12 Millionen D-Mark: Das Lösegeld aus der Oetker-Entführung konnte vollständig geborgen werden. Bild: Reuters

Obwohl der Staat im Kampf gegen die Geldwäsche immer weiter aufrüstet, müssen Kriminelle kaum mit Verurteilungen rechnen. Wie sich Verbrechen anscheinend doch lohnt.

          „Verbrechen lohnt sich doch“, mag sich Thomas Drach denken. Der Entführer des Hamburger Tabakerben Jan Philipp Reemtsma geriet zwar in die Fänge der Justiz und musste im Gefängnis schmoren. Doch mittlerweile ist er abgetaucht und soll von dem Lösegeld, das er vor genau 20 Jahren eingestrichen hat, ein Luxusleben führen. Auch der Betrüger Manfred Schmieder, der Banken auf der ganzen Welt um fast 5 Milliarden D-Mark betrog, versteckte seine Beute so geschickt rund um den Globus, dass die Staatsanwaltschaft offenbar bis heute längst nicht das gesamte Vermögen aufgespürt hat.

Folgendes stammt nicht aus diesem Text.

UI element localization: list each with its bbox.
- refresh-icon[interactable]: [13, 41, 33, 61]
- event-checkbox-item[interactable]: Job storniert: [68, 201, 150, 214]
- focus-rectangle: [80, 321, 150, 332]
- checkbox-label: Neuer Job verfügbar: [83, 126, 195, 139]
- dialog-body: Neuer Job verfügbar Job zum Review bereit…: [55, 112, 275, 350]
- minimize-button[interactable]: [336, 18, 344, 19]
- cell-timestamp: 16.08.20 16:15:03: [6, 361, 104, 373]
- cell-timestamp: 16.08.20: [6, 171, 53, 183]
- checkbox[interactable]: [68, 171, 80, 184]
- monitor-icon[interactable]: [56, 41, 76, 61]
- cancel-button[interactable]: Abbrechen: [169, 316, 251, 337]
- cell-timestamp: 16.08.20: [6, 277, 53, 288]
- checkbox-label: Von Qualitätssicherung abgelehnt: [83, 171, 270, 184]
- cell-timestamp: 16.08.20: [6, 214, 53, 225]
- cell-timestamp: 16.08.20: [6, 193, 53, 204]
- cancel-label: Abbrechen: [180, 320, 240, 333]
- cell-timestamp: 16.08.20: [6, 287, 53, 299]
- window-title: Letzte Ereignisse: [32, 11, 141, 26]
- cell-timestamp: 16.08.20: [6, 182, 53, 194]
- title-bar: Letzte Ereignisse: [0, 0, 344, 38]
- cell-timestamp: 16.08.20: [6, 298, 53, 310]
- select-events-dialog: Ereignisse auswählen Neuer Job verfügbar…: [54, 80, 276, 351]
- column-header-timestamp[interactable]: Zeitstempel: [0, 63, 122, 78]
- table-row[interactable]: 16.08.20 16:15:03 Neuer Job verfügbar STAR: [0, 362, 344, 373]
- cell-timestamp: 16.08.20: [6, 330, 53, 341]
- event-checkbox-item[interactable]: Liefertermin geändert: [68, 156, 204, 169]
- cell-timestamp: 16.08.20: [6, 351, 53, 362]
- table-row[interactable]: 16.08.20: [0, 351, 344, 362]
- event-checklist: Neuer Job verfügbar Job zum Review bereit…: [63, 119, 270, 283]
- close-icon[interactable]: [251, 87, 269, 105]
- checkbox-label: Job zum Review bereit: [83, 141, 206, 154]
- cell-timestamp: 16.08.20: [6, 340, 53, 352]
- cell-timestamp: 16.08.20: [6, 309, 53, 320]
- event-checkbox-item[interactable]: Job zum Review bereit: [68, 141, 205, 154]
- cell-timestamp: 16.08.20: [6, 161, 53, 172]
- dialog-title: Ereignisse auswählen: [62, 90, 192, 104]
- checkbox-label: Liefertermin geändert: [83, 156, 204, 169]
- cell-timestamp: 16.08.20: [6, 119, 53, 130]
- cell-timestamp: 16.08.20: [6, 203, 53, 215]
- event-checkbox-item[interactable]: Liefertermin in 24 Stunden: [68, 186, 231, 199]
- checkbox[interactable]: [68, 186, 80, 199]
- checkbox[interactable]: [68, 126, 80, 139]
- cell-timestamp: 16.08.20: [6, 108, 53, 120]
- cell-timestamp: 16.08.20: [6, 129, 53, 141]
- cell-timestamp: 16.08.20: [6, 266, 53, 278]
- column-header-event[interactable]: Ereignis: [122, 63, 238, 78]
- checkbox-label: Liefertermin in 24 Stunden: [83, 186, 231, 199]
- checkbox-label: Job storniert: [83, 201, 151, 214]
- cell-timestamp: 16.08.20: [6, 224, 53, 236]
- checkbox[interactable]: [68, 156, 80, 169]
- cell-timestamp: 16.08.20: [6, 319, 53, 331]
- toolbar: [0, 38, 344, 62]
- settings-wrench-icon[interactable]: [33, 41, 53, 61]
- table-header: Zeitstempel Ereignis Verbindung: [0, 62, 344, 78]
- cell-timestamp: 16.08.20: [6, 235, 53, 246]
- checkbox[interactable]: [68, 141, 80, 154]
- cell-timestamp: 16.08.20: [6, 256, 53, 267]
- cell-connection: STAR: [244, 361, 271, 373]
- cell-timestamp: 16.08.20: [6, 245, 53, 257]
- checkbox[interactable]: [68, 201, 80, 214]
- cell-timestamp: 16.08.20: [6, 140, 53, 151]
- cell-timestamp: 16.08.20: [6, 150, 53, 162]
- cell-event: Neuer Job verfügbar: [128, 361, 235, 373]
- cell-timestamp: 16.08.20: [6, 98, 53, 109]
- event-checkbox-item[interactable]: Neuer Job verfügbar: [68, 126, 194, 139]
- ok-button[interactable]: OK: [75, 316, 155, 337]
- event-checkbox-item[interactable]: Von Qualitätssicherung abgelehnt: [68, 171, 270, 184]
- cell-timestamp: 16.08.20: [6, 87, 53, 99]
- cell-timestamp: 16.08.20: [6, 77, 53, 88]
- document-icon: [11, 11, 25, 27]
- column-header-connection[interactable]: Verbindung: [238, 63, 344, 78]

          Kein Wunder, dass der Staat im Kampf gegen die Geldwäsche immer weiter aufrüstet: Die EU hat schon ihre vierte Richtlinie hierzu verabschiedet; die Europäische Zentralbank will den 500-Euro-Schein abschaffen und die SPD-Bundestagsfraktion eine Obergrenze für Bargeldzahlungen einführen. Doch all der bisherige Aufwand scheint kaum Erfolg zu haben: Knapp 25.000 vage Hinweise gingen beim Bundeskriminalamt (BKA) im Jahr 2014 ein, das mit seiner Financial Intelligence Unit die deutsche Zentralstelle für solche Meldungen ist; die Hinweise kommen zu 87 Prozent aus Banken. Bloß 1272 ernsthafte Verdachtsfälle verzeichnet die Polizeiliche Kriminalstatistik für denselben Zeitraum. Und die Zahl der tatsächlichen Verurteilungen liegt noch niedriger – sie geht in der Strafverfolgungstabelle des Statistischen Bundesamtes in einer Sammelrubrik unter.

          Wenn die Justiz doch mal jemanden erwischt, so berichten Staatsanwälte, sind es meist „kleine Fische“, etwa eine Sozialhilfeempfängerin aus Bautzen, die gegen Beteiligung ihr Girokonto Kriminellen zur Nutzung für Überweisungen zur Verfügung stellte. „Der Finanzagent als Geldkurier des Betrügers – vornehmlich im Zusammenhang mit Phishing-Attacken – ist das große Massenphänomen bei den eingegangenen Verdachtsmeldungen“, stellt das BKA nüchtern fest. Mit anderen Worten: So werden Täter gefasst, die Passwörter geknackt oder nicht vorhandene Waren auf Ebay versteigert haben, nicht aber Schwerverbrecher wie etwa die Hintermänner von Drogen- oder Schleuserbanden oder terroristische Bombenbastler.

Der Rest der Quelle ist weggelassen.